Westsoy Seitan...Wheat Protein Strips
"Chicken" Jalfrezi
“Chicken" Jalfrezi
Ingredients
- 4 teaspoons vegetable oil
- 1 large onion, finely chopped (I have an onion sensitivity, but can use onion powder without a reaction, so I use 1 tsp. onion powder instead.)
- 3 cloves garlic, minced
- 2 Tablespoons tomato paste
- 2 cans Rotel tomatoes (with chilies or jalapenos)
- 1 cup organic vegetable broth (or chicken broth, if desired)
- 2 teaspoons white vinegar
- 2 teaspoons ground turmeric
- 1 teaspoon ground cumin
- 1 teaspoon ground coriander
- 1 teaspoon chili powder
- 1 teaspoon garam masala
- 1 small red bell pepper, seeded, pith removed and chopped
- 1 8-oz. package Westsoy Seitan Strips*
- 1 15-oz. can organic chickpeas* (aka garbanzo beans), drained and rinsed
- 1 Tbsp. tamari
- Salt and pepper to taste
- 4 sprigs fresh cilantro, for garnish
*If you choose to use poultry, use 1 pound chopped cooked organic chicken
Directions
1. Heat the oil in a large skillet over medium heat, and cook and stir the onion and garlic until tender. Mix in the tomato paste, tomatoes and vinegar.
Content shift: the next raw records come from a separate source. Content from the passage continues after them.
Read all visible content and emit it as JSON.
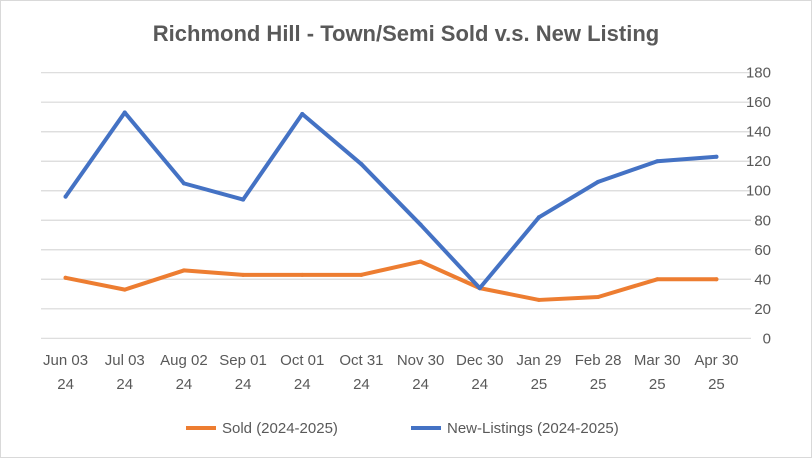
{
  "chart_data": {
    "type": "line",
    "title": "Richmond Hill - Town/Semi Sold v.s. New Listing",
    "xlabel": "",
    "ylabel": "",
    "categories": [
      [
        "Jun 03",
        "24"
      ],
      [
        "Jul 03",
        "24"
      ],
      [
        "Aug 02",
        "24"
      ],
      [
        "Sep 01",
        "24"
      ],
      [
        "Oct 01",
        "24"
      ],
      [
        "Oct 31",
        "24"
      ],
      [
        "Nov 30",
        "24"
      ],
      [
        "Dec 30",
        "24"
      ],
      [
        "Jan 29",
        "25"
      ],
      [
        "Feb 28",
        "25"
      ],
      [
        "Mar 30",
        "25"
      ],
      [
        "Apr 30",
        "25"
      ]
    ],
    "ylim": [
      0,
      180
    ],
    "yticks": [
      0,
      20,
      40,
      60,
      80,
      100,
      120,
      140,
      160,
      180
    ],
    "y_axis_side": "right",
    "grid": true,
    "legend_position": "bottom",
    "series": [
      {
        "name": "Sold (2024-2025)",
        "color": "#ed7d31",
        "values": [
          41,
          33,
          46,
          43,
          43,
          43,
          52,
          34,
          26,
          28,
          40,
          40
        ]
      },
      {
        "name": "New-Listings (2024-2025)",
        "color": "#4472c4",
        "values": [
          96,
          153,
          105,
          94,
          152,
          118,
          77,
          34,
          82,
          106,
          120,
          123
        ]
      }
    ]
  }
}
Season with turmeric, cumin, coriander, chili powder, (onion powder, if using) and garam masala. Continue to cook and stir until blended and heated through, about 10 minutes.
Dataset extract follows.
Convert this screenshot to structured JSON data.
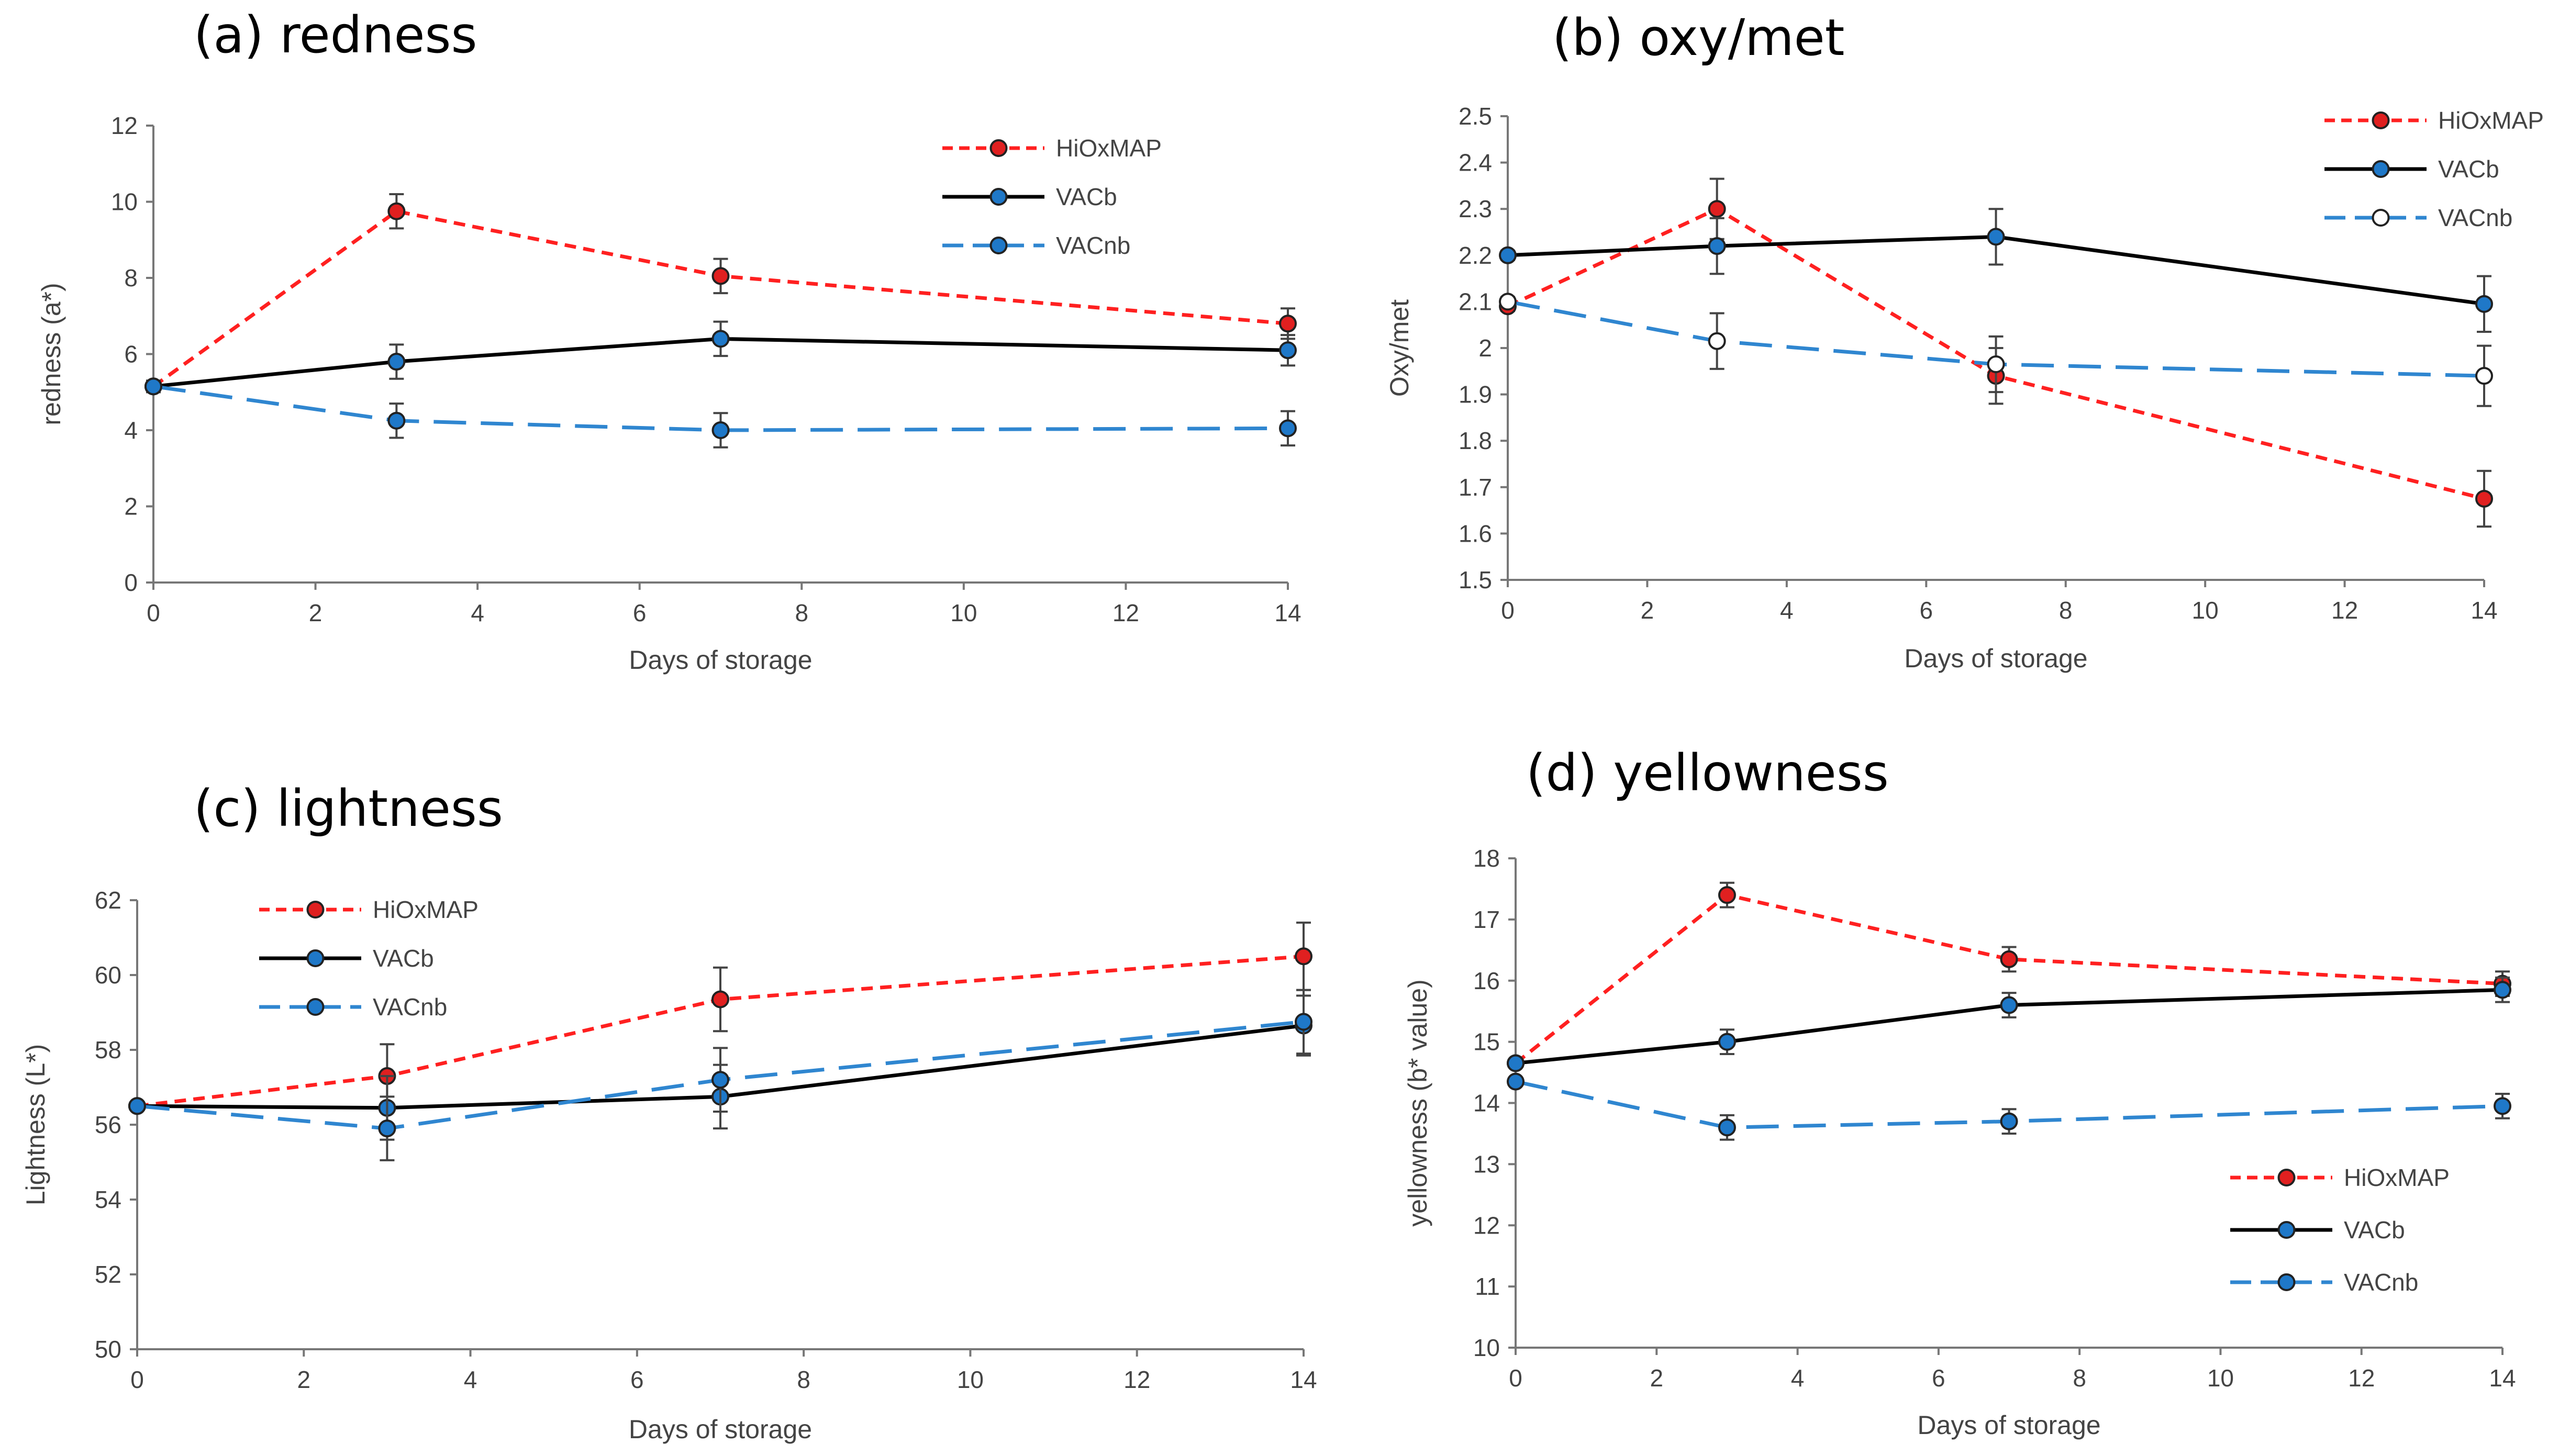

2. Mix the red bell pepper, seitan and chickpeas (or cooked chicken, if using) into the skillet. Reduce heat, and simmer 6 to 8 minutes, until chicken is heated through. Add tamari. Season with salt and pepper, if desired, to taste.** If you like your Jalfrezi with a little thinner sauce, just dilute with additional vegetable broth or water. Garnish with cilantro sprigs. Serve over rice.
**If you put this dish on Low in a slow cooker for 3 hours, the flavors "marry" well, plus you can make it ahead a bit; put cilantro on after cooking.